Overall, the present invention first forms at least a gate structure on a substrate, forms a silicon layer preferably composed of amorphous silicon on the substrate and the gate structure, planarizes the silicon layer, uses RMG process to transform the gate structure into metal gate, removes the silicon layer on one side of the gate structure to form contact hole, and then forms a contact plug in the contact hole. This produces a device having silicon layer on one side of the gate structure and contact plug on the other side of the gate structure. By using the aforementioned fabrication process, it would be desirable to reduce the difficulty for fabricating contact plugs as the semiconductor industry enters lOnm node and beyond and increase the contact area of the contact plug at the same time.
Those skilled in the art will readily observe that numerous modifications and alterations of the device and method may be made while retaining the teachings of the invention. Accordingly, the above disclosure should be construed as limited only by the metes and bounds of the appended claims.

Claims

1. A method for fabricating semiconductor device, comprising:

providing a substrate having a gate structure thereon;

forming a silicon layer on the substrate to cover the gate structure entirely;

planarizing the silicon layer; and

performing a replacement metal gate (RMG) process to transform the gate structure into a metal gate.

2. The method of claim 1, wherein the silicon layer comprises an amorphous silicon layer.

3. The method of claim 1, further comprising forming a liner on the substrate and the gate structure before forming the silicon layer.

4. The method of claim 3, wherein the liner comprises silicon oxide or silicon nitride.

5. The method of claim 1, further comprising:

forming a spacer adjacent to the gate structure;

forming a source/drain region in the substrate adjacent to the spacer; and

forming the silicon layer to cover the gate structure and the spacer.

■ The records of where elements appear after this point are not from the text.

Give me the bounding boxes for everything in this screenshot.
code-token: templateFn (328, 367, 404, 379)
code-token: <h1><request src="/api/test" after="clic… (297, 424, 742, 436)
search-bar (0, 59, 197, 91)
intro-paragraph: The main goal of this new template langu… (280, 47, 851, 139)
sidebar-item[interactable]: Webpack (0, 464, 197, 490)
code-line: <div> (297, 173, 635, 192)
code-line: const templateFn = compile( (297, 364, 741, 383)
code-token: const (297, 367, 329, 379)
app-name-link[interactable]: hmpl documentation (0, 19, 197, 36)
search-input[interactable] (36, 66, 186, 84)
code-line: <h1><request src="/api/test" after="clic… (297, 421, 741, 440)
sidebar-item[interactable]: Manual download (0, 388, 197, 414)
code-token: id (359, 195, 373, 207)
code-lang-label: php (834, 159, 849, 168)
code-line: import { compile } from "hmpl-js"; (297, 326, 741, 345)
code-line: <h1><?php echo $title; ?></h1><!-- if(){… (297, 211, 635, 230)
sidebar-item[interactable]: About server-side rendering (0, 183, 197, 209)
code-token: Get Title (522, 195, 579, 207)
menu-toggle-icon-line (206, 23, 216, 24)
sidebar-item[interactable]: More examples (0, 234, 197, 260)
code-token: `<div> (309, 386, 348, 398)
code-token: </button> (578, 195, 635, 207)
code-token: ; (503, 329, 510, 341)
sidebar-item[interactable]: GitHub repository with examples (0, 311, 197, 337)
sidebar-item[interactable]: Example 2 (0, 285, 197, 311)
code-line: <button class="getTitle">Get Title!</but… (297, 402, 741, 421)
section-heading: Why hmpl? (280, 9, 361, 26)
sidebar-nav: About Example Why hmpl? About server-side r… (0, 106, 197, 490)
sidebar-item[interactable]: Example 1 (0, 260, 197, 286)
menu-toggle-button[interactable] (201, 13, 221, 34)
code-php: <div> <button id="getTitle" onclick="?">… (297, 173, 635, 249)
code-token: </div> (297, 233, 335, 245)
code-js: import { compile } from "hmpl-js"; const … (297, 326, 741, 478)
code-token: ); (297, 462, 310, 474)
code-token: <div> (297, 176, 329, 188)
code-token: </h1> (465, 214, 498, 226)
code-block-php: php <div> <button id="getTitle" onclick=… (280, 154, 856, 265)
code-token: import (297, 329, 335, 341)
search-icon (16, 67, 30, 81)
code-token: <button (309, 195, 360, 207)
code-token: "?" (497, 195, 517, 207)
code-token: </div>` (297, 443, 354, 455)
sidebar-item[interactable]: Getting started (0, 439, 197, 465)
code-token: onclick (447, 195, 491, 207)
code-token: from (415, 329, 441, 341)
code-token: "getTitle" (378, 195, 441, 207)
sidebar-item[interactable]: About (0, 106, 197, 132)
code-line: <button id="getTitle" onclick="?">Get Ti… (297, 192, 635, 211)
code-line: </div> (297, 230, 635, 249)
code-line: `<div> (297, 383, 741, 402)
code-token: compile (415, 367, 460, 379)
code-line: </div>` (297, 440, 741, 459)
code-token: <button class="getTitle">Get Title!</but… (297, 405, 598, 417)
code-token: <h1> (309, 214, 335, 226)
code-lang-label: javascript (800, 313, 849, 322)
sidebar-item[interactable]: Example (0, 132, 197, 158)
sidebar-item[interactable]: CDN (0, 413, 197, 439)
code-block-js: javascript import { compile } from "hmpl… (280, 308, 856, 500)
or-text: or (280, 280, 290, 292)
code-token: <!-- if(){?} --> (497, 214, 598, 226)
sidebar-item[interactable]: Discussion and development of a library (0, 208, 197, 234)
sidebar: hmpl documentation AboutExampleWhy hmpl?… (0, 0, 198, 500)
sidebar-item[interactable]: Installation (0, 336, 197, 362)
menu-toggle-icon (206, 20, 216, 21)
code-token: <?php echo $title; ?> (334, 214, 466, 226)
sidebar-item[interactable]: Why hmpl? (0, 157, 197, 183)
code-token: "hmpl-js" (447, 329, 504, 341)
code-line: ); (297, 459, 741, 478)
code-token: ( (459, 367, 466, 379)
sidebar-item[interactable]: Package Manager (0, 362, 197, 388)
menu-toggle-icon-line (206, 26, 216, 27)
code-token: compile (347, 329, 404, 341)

6. The method of claim 5, further comprising:

removing part of the silicon layer adjacent to the gate structure after planarizing the silicon layer to form a contact hole; and

forming a first contact plug in the contact hole.

7. The method of claim 6, wherein the first contact plug contacts the spacer directly.

8. The method of claim 6, further comprising:

forming an interlayer dielectric (ILD) layer on the silicon layer, the gate structure, and the first contact plug; and

forming a second contact plug in the ILD layer and electrically connect to the first contact plug.

9. A semiconductor device, comprising:

a substrate;

a first gate structure on the substrate;

a first spacer adjacent to the first gate structure;

a first contact plug adjacent to the first gate structure and contact the first spacer directly; and

a silicon layer around the first gate structure.

10. The semiconductor device of claim 9, wherein the silicon layer comprises an amorphous silicon layer.

11. The semiconductor device of claim 9, further comprising:

a second gate structure on the substrate;

a second spacer adjacent to the second gate structure;

the silicon layer around the second gate structure; and

the first contact plug between the first gate structure and the second gate structure,

wherein the first contact plug contacts the first spacer and the second spacer.

12. The semiconductor device of claim 11, wherein the top surfaces of the silicon layer, the first gate structure, the second gate structure, and the first contact plug are coplanar.

13. The semiconductor device of claim 11, further comprising:

an interlayer dielectric (ILD) layer on the silicon layer, the first gate structure, and the second gate structure; and

a plurality of second contact plugs in the ILD layer and electrically connected to the first gate structure, the second gate structure, and the first contact plug.